Taseer, the son of Indian journalist Tavleen Singh and slain Pakistani politician Salman Taseer, has become ineligible for an OCI card as it is not issued to a person whose parents or grandparents are Pakistanis and he hid this fact, a Union home ministry spokesperson said on Thursday.
While author Arundhati Roy termed the move “outrageous and dangerous”, poet Jeet Thayil called it “a vindictive and unfortunate tactic”. MP and author Shashi Tharoor took a dig at the government, asking if it was “so weak that it feels threatened by a journalist”.
Author Amitav Ghosh retweeted a post by Ashok Swain, a professor of international studies at Sweden’s Uppasal University, that said: “You write against Modi, you cease to be an Indian!”
Taseer wrote a pre-election cover story titled “India’s Divider in Chief” in Time magazine on Prime Minister Narendra Modi.
In a new article in Time on Thursday night, Taseer wrote that he had planned to visit India a few days after being “blacklisted”. “I was due to fly to India from Greece a few days later to finish filming a documentary, but a lawyer advised me that I could be exposing myself to detention if I were to do so. As a journalist I have been in many fearful places in my life — from interrogations in Iran to questioning by the mukhabarat (intelligence agency) in Assad’s Syria — but this was the first time I had thought of India in that way. Instead, I left Greece and headed back to the US.”

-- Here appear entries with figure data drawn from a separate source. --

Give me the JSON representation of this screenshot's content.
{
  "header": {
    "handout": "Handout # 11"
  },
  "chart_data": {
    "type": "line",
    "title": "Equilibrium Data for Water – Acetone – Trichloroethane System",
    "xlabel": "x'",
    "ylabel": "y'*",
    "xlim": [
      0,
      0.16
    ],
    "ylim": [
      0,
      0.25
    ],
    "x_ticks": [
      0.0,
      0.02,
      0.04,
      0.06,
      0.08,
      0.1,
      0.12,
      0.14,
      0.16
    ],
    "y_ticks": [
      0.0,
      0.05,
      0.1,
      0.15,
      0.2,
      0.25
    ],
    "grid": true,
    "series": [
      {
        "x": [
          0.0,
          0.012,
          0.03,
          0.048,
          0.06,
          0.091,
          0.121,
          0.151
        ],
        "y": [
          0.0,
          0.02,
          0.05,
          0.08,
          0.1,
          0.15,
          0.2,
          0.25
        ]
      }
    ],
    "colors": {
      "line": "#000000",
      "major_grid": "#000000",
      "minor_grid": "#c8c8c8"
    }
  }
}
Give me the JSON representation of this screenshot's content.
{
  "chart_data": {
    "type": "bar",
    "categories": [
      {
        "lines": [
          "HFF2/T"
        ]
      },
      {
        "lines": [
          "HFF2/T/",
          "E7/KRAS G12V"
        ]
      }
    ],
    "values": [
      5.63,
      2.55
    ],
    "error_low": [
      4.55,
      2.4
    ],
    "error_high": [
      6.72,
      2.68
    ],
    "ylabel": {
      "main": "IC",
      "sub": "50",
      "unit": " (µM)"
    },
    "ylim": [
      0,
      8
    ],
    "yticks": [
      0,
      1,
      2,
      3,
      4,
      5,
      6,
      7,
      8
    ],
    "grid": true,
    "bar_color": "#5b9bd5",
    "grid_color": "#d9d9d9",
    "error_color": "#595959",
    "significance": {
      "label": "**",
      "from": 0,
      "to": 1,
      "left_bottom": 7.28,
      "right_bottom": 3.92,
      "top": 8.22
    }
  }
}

Historian and writer Ramachandra Guha dubbed the revocation “a petty and vindictive act of a petty and vindictive Government”. The historian also shared Taseer’s latest Time article and tweeted: “A profoundly moving piece by Aatish Taseer on our Government’s disgraceful decision….”

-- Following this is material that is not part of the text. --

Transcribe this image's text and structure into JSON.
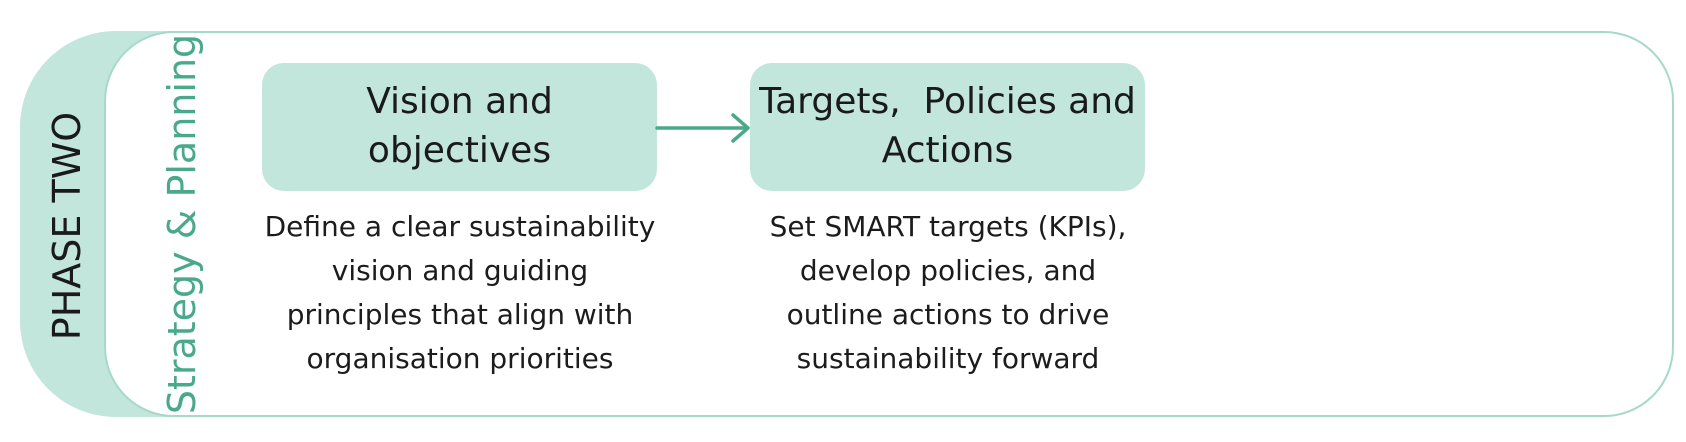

Writer and mythologist Devdutt Pattanaik tweeted: “I hope all Bharat Mata Tyagis who gave up Indian passport for $$$$ have documents to prove their fathers were Indians... nahi to OCI chala jayega.”

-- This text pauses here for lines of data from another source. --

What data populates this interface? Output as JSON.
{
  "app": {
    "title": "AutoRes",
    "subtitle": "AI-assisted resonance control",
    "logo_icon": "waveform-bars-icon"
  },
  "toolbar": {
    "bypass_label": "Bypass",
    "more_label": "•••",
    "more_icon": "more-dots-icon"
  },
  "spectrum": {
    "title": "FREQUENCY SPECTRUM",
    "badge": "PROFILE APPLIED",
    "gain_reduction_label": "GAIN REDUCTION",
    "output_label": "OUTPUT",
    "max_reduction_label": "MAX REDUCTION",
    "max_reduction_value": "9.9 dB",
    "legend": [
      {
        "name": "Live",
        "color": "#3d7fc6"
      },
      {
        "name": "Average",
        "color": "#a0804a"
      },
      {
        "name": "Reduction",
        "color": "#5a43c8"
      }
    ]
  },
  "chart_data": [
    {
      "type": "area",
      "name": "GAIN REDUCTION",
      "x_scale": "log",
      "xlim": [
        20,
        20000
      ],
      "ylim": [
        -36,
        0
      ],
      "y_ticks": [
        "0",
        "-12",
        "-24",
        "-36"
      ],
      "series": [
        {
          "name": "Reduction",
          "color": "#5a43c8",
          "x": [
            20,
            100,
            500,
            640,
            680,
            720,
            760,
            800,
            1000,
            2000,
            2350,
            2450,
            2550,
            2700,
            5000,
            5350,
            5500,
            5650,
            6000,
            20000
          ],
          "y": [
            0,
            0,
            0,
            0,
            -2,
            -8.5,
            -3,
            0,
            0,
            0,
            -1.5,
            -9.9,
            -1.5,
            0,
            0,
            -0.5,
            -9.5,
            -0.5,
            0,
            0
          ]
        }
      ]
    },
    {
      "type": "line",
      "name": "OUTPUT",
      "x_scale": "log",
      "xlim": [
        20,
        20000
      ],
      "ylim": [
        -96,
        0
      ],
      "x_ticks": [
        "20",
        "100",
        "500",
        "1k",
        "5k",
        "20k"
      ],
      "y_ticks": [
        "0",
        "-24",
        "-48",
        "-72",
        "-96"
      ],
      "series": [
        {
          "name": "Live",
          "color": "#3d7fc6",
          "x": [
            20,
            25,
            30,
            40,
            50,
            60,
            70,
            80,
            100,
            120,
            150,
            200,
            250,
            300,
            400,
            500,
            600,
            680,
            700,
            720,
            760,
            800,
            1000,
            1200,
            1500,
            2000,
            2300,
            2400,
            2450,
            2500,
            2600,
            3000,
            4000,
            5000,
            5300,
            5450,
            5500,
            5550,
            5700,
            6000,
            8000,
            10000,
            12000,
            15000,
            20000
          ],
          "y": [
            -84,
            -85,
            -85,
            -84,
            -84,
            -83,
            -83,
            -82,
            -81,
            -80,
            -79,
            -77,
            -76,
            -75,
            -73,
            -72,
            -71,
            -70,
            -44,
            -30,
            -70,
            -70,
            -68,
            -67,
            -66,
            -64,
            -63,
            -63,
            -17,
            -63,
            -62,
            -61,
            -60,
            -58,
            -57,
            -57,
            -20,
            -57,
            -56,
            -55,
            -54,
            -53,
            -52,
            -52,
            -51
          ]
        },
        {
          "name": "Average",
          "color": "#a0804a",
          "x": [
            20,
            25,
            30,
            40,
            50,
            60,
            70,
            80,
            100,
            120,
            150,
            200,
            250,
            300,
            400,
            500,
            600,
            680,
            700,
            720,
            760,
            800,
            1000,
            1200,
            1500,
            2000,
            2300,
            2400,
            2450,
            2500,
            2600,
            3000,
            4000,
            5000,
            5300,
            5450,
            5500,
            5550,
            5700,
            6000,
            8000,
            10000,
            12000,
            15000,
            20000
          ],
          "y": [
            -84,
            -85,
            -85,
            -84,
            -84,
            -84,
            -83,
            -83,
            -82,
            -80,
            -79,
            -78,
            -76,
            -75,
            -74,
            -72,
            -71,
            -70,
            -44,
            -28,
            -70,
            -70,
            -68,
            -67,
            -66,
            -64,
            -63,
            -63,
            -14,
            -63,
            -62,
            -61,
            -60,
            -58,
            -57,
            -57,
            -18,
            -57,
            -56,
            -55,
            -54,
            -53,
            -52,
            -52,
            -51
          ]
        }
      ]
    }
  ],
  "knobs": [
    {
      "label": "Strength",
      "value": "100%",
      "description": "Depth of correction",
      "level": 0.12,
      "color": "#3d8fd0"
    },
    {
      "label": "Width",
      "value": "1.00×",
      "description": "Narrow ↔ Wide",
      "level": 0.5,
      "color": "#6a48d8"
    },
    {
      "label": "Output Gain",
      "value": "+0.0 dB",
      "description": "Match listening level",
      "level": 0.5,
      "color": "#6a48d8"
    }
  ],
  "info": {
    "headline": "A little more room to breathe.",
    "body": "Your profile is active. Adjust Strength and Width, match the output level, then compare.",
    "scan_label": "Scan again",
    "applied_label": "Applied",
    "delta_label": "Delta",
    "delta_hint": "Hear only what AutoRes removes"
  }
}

Non-fiction writer Ankur Bhardwaj referred to Saudi Arabian author-journalist Jamal Khashoggi, who was assassinated at the Saudi consulate in Istanbul. “A govt was so unhappy about a journalist/writer’s criticism in international press that it took unbelievably strong action to quell it and send a message to others. I was talking about Jamal Khashoggi. What were you thinking?” Bhardwaj tweeted.
Journalist-writer Manu Joseph tweeted: “This is very silly of chowkidars most of whom will actually enjoy Aatish Taseer’s ‘The Twice-Born’, particularly the part where he suggests even the poor may have started searching for their Hindu identity.”